Thaw shrimp, if frozen. Peel and devein shrimp, leaving tails intact if desired. Rinse shrimp; pat dry with paper towels.

In a medium skillet, cook flour over medium heat about 6 minutes or until brown, stirring often.

Transfer to a medium bowl; set aside.

In a 4-quart Dutch oven, heat oil over medium heat.

Add onion, sweet pepper, celery, and garlic; cook and stir about 5 minutes or until tender.

Slowly whisk broth into browned flour.

Add broth mixture, water, and Cajun Spice Mix to Dutch oven.
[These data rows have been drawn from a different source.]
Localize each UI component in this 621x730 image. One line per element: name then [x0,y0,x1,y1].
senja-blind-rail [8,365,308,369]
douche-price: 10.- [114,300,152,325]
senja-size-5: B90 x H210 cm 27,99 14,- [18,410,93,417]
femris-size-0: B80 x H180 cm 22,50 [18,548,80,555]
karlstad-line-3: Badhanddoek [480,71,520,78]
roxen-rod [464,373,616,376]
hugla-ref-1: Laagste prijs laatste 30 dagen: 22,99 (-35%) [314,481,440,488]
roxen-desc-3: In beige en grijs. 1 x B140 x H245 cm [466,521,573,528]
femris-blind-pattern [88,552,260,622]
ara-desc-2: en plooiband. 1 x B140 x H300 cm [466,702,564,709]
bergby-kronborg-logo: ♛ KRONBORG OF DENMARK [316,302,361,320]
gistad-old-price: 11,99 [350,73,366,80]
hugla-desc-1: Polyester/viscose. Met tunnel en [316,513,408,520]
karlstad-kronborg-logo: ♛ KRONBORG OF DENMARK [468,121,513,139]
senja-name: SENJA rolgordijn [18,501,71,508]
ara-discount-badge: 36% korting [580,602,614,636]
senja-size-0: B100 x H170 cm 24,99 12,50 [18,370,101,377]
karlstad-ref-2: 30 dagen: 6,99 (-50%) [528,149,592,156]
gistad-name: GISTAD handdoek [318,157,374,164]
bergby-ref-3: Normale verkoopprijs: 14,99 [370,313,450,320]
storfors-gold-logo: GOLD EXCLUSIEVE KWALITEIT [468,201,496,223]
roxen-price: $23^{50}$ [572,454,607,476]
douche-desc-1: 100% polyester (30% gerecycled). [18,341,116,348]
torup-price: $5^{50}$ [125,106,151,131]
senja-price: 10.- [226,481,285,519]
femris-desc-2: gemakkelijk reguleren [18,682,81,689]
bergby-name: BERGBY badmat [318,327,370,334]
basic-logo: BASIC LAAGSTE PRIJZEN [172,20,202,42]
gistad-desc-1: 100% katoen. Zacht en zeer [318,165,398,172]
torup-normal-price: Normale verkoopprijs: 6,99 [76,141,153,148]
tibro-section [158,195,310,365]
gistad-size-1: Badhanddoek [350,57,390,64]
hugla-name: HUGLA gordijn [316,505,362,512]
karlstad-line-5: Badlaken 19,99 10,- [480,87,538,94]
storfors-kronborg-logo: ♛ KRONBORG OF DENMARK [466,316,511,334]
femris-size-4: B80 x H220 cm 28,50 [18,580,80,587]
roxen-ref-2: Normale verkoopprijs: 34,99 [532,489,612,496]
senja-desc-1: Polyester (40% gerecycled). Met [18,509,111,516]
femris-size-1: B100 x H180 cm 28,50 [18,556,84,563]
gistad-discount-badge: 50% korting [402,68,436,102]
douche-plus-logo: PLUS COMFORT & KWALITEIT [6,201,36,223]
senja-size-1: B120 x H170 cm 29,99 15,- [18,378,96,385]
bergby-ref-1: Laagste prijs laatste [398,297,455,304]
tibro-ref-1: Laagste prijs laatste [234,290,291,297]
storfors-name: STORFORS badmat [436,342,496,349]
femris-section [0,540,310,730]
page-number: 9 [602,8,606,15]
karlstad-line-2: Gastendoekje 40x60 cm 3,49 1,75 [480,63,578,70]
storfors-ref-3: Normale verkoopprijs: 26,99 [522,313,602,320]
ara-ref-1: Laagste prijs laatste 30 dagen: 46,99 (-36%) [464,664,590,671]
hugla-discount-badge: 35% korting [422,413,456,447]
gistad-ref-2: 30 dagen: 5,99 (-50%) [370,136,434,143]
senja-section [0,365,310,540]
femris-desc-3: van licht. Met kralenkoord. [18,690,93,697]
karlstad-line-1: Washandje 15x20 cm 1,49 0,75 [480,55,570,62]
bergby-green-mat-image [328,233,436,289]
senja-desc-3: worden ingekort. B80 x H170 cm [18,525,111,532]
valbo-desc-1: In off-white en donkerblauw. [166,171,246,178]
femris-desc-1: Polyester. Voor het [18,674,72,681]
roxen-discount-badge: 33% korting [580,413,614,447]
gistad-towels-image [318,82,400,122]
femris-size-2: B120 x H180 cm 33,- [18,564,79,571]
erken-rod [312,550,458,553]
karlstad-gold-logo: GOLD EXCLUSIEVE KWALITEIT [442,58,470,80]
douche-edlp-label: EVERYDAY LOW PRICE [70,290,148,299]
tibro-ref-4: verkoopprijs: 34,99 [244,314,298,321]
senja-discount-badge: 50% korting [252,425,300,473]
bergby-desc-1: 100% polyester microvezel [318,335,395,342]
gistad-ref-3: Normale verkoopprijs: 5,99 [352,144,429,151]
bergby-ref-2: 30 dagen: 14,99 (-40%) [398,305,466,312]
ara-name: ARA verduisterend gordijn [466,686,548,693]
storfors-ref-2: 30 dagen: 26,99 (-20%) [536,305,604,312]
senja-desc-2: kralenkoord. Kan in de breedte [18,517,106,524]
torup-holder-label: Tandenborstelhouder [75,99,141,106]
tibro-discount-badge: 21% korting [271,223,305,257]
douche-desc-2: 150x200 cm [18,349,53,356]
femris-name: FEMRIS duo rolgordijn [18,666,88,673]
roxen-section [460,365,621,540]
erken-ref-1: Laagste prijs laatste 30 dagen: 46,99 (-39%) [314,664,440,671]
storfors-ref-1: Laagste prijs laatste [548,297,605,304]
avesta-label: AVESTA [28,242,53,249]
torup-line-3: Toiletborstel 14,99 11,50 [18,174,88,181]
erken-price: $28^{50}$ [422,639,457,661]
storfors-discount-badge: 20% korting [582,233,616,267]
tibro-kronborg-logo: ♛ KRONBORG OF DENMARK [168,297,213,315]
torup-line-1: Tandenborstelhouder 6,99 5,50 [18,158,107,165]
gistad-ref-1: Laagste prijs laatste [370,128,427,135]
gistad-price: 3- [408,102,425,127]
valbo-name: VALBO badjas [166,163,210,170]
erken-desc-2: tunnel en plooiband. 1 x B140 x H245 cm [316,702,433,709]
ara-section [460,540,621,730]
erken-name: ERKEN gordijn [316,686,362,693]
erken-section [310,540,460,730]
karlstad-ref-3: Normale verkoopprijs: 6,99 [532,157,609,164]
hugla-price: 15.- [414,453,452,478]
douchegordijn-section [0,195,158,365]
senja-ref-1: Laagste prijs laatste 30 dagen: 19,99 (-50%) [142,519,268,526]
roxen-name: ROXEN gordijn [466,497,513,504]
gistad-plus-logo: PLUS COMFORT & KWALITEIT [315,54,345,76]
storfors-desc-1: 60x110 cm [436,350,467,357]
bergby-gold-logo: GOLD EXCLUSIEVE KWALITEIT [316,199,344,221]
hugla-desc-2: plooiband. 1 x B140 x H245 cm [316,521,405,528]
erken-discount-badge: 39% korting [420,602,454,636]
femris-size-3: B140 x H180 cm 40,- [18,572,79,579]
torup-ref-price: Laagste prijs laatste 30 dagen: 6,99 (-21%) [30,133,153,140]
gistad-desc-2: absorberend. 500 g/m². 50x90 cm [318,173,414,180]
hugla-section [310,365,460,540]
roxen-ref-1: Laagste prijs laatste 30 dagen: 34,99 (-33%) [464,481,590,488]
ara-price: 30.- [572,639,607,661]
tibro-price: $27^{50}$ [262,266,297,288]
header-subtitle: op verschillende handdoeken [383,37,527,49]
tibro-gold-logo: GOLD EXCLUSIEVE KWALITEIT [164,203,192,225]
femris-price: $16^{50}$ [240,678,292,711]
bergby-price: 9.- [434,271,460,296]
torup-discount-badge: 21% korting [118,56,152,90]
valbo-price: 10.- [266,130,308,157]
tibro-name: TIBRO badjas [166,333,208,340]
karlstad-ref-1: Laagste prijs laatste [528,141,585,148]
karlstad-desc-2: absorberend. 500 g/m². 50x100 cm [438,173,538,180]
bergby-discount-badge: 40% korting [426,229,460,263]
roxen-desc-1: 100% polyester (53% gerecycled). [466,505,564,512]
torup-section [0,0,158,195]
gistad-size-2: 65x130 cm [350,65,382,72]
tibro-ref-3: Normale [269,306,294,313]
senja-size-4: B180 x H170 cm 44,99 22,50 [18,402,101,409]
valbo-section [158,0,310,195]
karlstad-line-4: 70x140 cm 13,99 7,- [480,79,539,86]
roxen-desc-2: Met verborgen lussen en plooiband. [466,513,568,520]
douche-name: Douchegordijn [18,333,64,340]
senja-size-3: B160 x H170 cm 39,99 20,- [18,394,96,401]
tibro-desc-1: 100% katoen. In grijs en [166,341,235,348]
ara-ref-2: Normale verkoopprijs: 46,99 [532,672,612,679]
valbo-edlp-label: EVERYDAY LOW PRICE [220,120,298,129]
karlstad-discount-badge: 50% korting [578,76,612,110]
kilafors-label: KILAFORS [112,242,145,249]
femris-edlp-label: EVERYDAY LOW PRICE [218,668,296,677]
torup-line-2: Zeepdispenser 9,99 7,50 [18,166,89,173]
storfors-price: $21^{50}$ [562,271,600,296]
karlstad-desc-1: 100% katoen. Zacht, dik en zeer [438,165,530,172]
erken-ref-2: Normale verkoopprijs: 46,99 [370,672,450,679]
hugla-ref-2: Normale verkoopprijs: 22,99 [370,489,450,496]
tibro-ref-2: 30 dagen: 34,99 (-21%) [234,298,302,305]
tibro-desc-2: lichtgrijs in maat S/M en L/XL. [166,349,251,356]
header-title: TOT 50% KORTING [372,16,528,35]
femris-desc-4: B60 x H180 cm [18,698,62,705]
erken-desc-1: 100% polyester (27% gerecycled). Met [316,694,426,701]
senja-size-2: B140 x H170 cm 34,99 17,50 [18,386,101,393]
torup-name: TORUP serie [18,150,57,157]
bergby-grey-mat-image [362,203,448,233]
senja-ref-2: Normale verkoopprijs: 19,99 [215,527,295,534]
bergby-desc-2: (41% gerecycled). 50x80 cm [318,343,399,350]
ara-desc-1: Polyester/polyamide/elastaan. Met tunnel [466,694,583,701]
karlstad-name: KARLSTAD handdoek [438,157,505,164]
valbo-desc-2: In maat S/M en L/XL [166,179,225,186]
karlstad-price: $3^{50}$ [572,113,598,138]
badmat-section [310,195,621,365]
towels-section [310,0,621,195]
Stir in okra.

Bring to boiling; reduce heat. Cover and simmer for 15 minutes.

Add shrimp; cook for 2 to 3 minutes or until shrimp is pink.

To Serve: spoon gumbo into 8 bowls and top each serving with rice, a shrimp, and a green onion, if desired. If desired, pass hot pepper sauce.

Makes 8 (1-1/4 cups gumbo plus 1/3 cup rice) servings.

Cajun Spice Mix:

In a small bowl, combine 1/2 tsp. dried thyme, crushed; 1/4 tsp. ground white pepper; 1/4 tsp. salt; 1/4 tsp. ground black pepper; and 1/4 tsp. crushed red pepper.